Review on high spatial resolution dosimetry with pixelated semiconductor detectors for radiation therapy

Abstract

Current and emerging radiation therapy treatment techniques are characterized by complex and spatially non-uniform dose distributions with steep dose gradients delivered through high-precision dose placement with small radiation fields. Such approaches necessitate advanced verification tools. For accurate dose profile representation in stereotactic radiation therapy using megavoltage X-rays, the Nyquist theorem places the minimum sampling step as 2.5 mm that determines the required spatial resolution of the detectors for dose verification. For techniques such as micro- and mini-beam radiotherapy, micron-scale sampling is required, and sub-millimeter for particle therapy. Silicon semiconductor detectors provide the possibility of producing small sensitive volumes (including in arrays) without compromising mechanical robustness or sensitivity, therefore allowing for high spatial resolution dosimetry. They exhibit many properties of an ideal detector, while the properties of silicon detectors known to negatively influence response can be compensated for and minimized.

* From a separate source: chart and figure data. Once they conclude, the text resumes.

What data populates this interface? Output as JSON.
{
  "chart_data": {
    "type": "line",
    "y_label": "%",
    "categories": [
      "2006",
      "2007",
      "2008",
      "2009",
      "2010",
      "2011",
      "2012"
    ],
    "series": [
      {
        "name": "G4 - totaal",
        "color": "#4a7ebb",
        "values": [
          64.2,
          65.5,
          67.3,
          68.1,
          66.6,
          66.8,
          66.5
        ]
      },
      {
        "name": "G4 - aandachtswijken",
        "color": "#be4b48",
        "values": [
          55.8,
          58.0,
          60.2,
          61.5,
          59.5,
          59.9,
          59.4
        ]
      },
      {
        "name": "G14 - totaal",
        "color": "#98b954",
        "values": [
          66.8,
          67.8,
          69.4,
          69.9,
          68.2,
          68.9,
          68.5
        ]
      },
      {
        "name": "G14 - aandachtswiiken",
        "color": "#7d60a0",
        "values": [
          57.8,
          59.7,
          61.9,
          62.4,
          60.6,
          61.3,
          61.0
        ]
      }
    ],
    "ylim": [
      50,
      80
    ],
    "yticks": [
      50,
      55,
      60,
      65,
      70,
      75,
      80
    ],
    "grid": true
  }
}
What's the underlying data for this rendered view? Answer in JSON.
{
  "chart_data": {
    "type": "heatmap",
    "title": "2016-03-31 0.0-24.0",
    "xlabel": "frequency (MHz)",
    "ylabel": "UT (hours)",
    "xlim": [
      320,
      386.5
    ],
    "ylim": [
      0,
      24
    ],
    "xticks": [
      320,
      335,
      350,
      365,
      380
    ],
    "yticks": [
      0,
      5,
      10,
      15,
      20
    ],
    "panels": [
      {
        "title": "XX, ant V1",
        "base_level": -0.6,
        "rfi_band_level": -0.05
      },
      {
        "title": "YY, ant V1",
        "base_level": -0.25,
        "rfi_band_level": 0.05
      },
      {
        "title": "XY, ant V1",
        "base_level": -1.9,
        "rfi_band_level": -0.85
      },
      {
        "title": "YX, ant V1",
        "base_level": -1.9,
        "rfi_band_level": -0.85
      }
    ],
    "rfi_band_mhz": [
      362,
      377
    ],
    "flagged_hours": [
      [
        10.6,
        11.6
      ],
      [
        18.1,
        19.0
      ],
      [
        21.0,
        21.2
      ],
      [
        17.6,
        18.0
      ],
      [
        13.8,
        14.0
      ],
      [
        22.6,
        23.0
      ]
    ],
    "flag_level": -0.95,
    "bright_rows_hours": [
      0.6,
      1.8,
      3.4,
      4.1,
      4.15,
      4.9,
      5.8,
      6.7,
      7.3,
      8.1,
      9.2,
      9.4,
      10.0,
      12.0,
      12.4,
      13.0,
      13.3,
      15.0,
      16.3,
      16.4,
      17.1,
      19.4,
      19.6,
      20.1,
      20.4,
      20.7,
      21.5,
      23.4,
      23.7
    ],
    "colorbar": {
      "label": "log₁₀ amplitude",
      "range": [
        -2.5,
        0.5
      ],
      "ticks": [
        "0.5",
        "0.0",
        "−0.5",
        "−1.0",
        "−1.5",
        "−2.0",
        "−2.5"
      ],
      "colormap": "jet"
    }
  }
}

As such, this work reviews the current status of semiconductor radiation detectors providing dose sampling by diodes with submillimeter sensitive volumes and a pitch of 2.5 mm or smaller for relative dosimetry in X-ray and electron external beam radiation therapy, brachytherapy, microbeam radiation therapy, proton, and heavy ion therapy. The following types of devices are discussed in this work, including commercial systems and those under development: one-dimensional and two-dimensional pixelated arrays (monolithic and single diode based).